Recruiters and other Human Resources (HR) professionals have a critical role to play in solving this challenge. As HR professionals work to retain their providers and physicians, it’s crucial to expand their thinking and focus on retention efforts for the entire system, including nurses and support staff, to ultimately retain and engage full teams. 

Luckily, there are a variety of strategies and tactics teams can implement to support their staff retention during this challenging time. 

Stay Interviews 

A great way to retain the staff you have is to conduct “stay interviews” whenever possible, but especially when turnover is concerning. When used effectively, stay interviews can help open the dialogue between HR and the employee to ensure needs and concerns are being discussed before any challenges evolve and lead to a resignation. Stay interviews can also help identify what motivates different employees and what tactics can be most effective in encouraging them to stay with the organization, while also helping to identify the factors that may make them want to leave. 

Formal Retention Programs 

Another solution is for organizations to develop and implement a formal retention program based on their team’s needs. In a 2022 AAPPR quantitative survey on the reasons providers and physicians leave their organizations, fewer than a quarter of respondents said their organizations have a formal retention program in place. Formal programs help ensure retention is happening from the top down and is consistent across departments, rather than only focusing on a particular group of staff. Formal programs also help ensure retention is proactive, rather than reactive, and can help to reduce the number of “fires” HR staff are faced with. 

Workforce Planning 

In addition, today’s recruiters need to be operating as workforce planners, thinking about how physicians they’re hiring are going to be supported in their organization. Recruiters have a responsibility to listen to their current and prospective team members and advocate internally for the needs of their candidates if no one else is doing it.
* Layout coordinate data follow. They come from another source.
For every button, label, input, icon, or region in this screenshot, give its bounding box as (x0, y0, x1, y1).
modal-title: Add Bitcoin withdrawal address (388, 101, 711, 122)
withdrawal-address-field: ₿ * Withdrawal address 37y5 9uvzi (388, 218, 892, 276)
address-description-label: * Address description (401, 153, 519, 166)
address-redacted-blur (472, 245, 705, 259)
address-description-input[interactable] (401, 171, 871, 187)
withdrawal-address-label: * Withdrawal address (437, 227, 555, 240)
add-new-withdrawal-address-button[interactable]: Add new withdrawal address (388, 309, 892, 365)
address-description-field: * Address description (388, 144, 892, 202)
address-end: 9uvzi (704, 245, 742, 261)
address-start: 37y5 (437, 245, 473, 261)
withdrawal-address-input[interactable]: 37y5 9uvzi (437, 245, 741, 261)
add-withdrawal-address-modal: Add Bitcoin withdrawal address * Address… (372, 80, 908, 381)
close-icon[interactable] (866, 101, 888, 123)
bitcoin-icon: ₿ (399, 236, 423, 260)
Competition for talent including physicians, advanced practice providers (AAPs), nurses and clinical support staff has continued to dramatically rise. We cannot underestimate the impact each position has on the success and well-being of others. Ensuring an organization has the staff it needs at every level and the processes in place to support staff well-being is more important than ever for both recruitment and retention and to maintaining the quality of patient care. 

Carey Goryl, MSW, CAE is CEO for the Association for Physician and Provider Recruitment (AAPPR).